Author : Marco Sgalbazzini
July 20, 2016

Populux Detroit Now Permanently Closed Following Twitter Controversy

Populux Detroit

News has just come in that Populux is permanently closing following the Twitter controversy that made headlines two weeks ago. The Detroit nightclub came under fire after its Twitter account was used to send out tweets and retweets criticizing Black Lives Matter, liberals and President Obama for the Dallas shooting that left five police dead on July 7th.

Initially the club announced a temporary closure, claiming that their Twitter account had been hacked and used by an unknown individual to send out the fiery tweets. At that point, the club proceeded to shut down all its social media accounts.

According to the Detroit Free PressPopulux is now permanently closed and set to be replaced by the Magic Stick — the venue that resided in the same space until 15 months ago when Populux first opened.
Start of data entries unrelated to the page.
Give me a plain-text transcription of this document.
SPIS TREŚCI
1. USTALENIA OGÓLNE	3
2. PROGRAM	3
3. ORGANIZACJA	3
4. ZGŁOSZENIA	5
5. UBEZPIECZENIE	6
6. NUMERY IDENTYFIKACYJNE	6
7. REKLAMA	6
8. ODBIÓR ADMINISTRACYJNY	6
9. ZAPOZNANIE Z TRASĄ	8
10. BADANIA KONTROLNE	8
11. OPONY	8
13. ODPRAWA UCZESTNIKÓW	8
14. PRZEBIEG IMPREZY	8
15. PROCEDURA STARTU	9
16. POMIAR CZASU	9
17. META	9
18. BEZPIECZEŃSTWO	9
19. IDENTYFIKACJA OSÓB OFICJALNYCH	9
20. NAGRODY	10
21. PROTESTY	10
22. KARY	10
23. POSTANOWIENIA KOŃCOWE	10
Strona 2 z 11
According to Amir Daiza, the longtime promoter and restaurateur who operated Populux, the twitter fiasco— which drew national attention and prompted artists to cancel in protest — was the final straw for a venue already under fire from some corners of the local music community.

“We want to catch the perpetrator,” mentioned Dave Zainea, whose family owns the Majestic complex in Detroit. “We think it was done deliberately to get back at (Populux) management.” According to the Detroit Free Press, a “John Doe” lawsuit was filed Monday in Wayne County Circuit Court, paving the way for a subpoena process that could force Internet providers to divulge names of individuals who accessed the Populux Twitter account that night.
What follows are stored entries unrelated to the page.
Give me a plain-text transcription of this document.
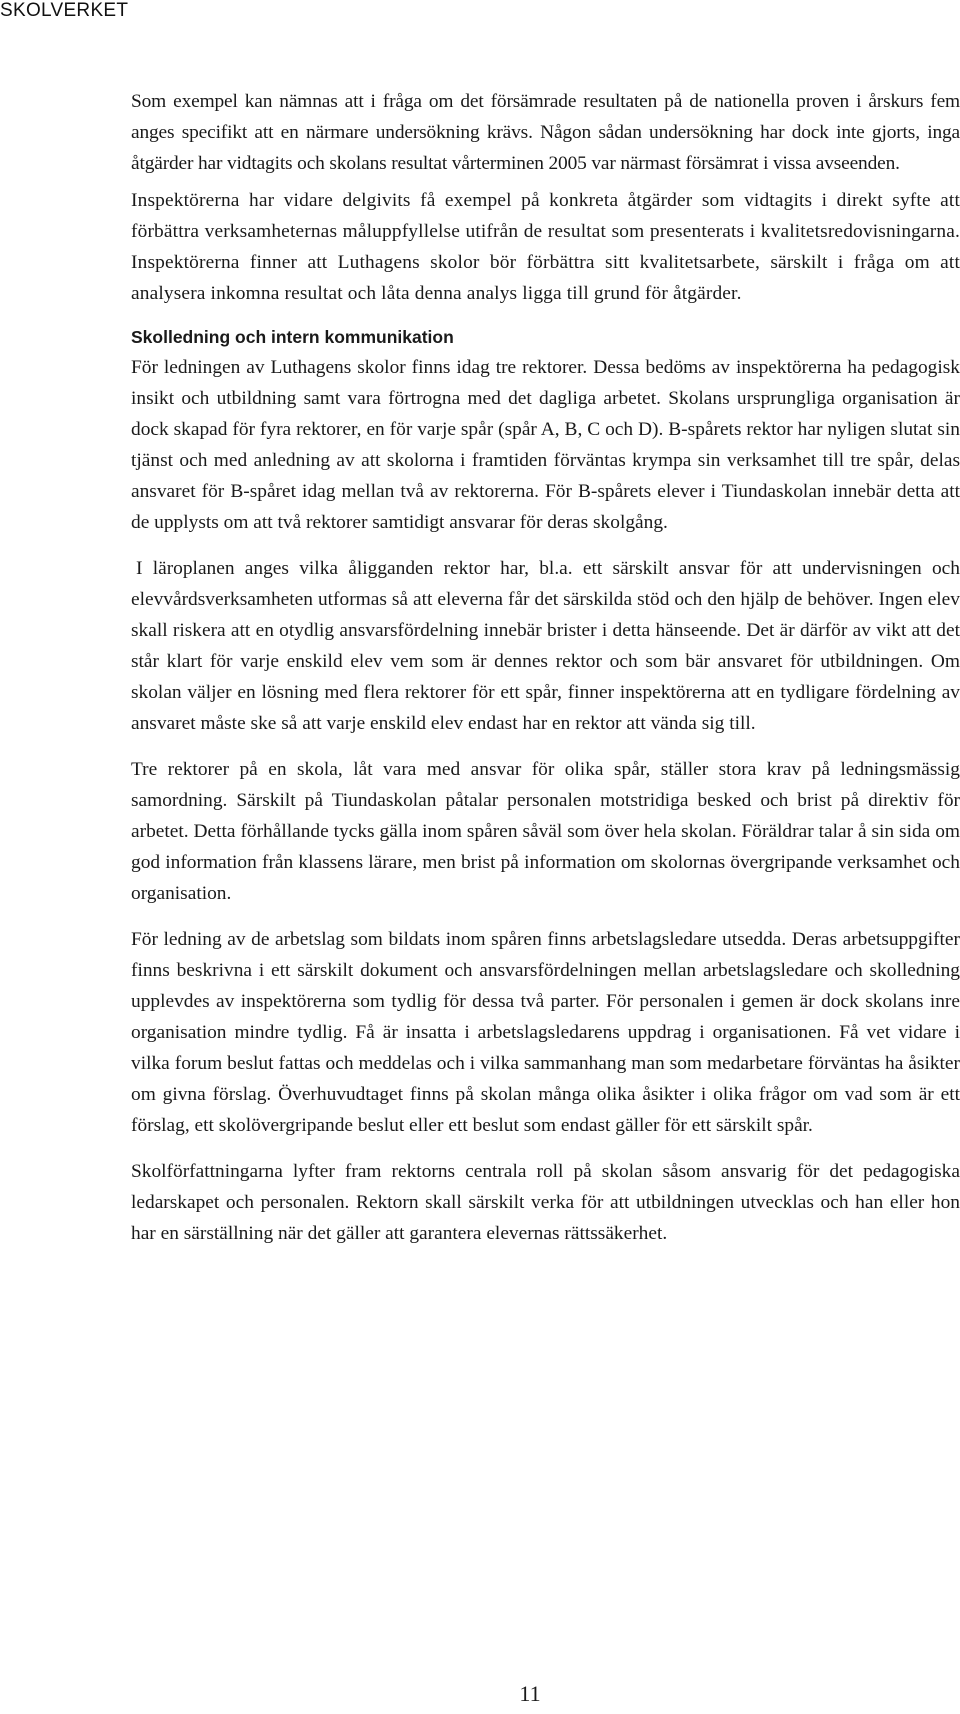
SKOLVERKET

Som exempel kan nämnas att i fråga om det försämrade resultaten på de nationella proven i årskurs fem anges specifikt att en närmare undersökning krävs. Någon sådan undersökning har dock inte gjorts, inga åtgärder har vidtagits och skolans resultat vårterminen 2005 var närmast försämrat i vissa avseenden.

Inspektörerna har vidare delgivits få exempel på konkreta åtgärder som vidtagits i direkt syfte att förbättra verksamheternas måluppfyllelse utifrån de resultat som presenterats i kvalitetsredovisningarna. Inspektörerna finner att Luthagens skolor bör förbättra sitt kvalitetsarbete, särskilt i fråga om att analysera inkomna resultat och låta denna analys ligga till grund för åtgärder.

Skolledning och intern kommunikation

För ledningen av Luthagens skolor finns idag tre rektorer. Dessa bedöms av inspektörerna ha pedagogisk insikt och utbildning samt vara förtrogna med det dagliga arbetet. Skolans ursprungliga organisation är dock skapad för fyra rektorer, en för varje spår (spår A, B, C och D). B-spårets rektor har nyligen slutat sin tjänst och med anledning av att skolorna i framtiden förväntas krympa sin verksamhet till tre spår, delas ansvaret för B-spåret idag mellan två av rektorerna. För B-spårets elever i Tiundaskolan innebär detta att de upplysts om att två rektorer samtidigt ansvarar för deras skolgång.

I läroplanen anges vilka åligganden rektor har, bl.a. ett särskilt ansvar för att undervisningen och elevvårdsverksamheten utformas så att eleverna får det särskilda stöd och den hjälp de behöver. Ingen elev skall riskera att en otydlig ansvarsfördelning innebär brister i detta hänseende. Det är därför av vikt att det står klart för varje enskild elev vem som är dennes rektor och som bär ansvaret för utbildningen. Om skolan väljer en lösning med flera rektorer för ett spår, finner inspektörerna att en tydligare fördelning av ansvaret måste ske så att varje enskild elev endast har en rektor att vända sig till.

Tre rektorer på en skola, låt vara med ansvar för olika spår, ställer stora krav på ledningsmässig samordning. Särskilt på Tiundaskolan påtalar personalen motstridiga besked och brist på direktiv för arbetet. Detta förhållande tycks gälla inom spåren såväl som över hela skolan. Föräldrar talar å sin sida om god information från klassens lärare, men brist på information om skolornas övergripande verksamhet och organisation.

För ledning av de arbetslag som bildats inom spåren finns arbetslagsledare utsedda. Deras arbetsuppgifter finns beskrivna i ett särskilt dokument och ansvarsfördelningen mellan arbetslagsledare och skolledning upplevdes av inspektörerna som tydlig för dessa två parter. För personalen i gemen är dock skolans inre organisation mindre tydlig. Få är insatta i arbetslagsledarens uppdrag i organisationen. Få vet vidare i vilka forum beslut fattas och meddelas och i vilka sammanhang man som medarbetare förväntas ha åsikter om givna förslag. Överhuvudtaget finns på skolan många olika åsikter i olika frågor om vad som är ett förslag, ett skolövergripande beslut eller ett beslut som endast gäller för ett särskilt spår.

Skolförfattningarna lyfter fram rektorns centrala roll på skolan såsom ansvarig för det pedagogiska ledarskapet och personalen. Rektorn skall särskilt verka för att utbildningen utvecklas och han eller hon har en särställning när det gäller att garantera elevernas rättssäkerhet.

11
The White Stripes playing the Magic Stick on Sept 10th, 1999

The White Stripes playing the Magic Stick on Sept 10th, 1999

 

It’s clear that all parties concerned deemed the Populux name as unsolvable following the scandal, deciding to bring back the Magic Stick name that for two decades was linked to alternative music and local Detroit-bred rock. The venue will no longer cater to electronic music, and will undergo a make-over until September to ready it for the rock crowd it is set to welcome once it reopens.

According to Zainea, the closure could result in up to $300,000 in lost sales.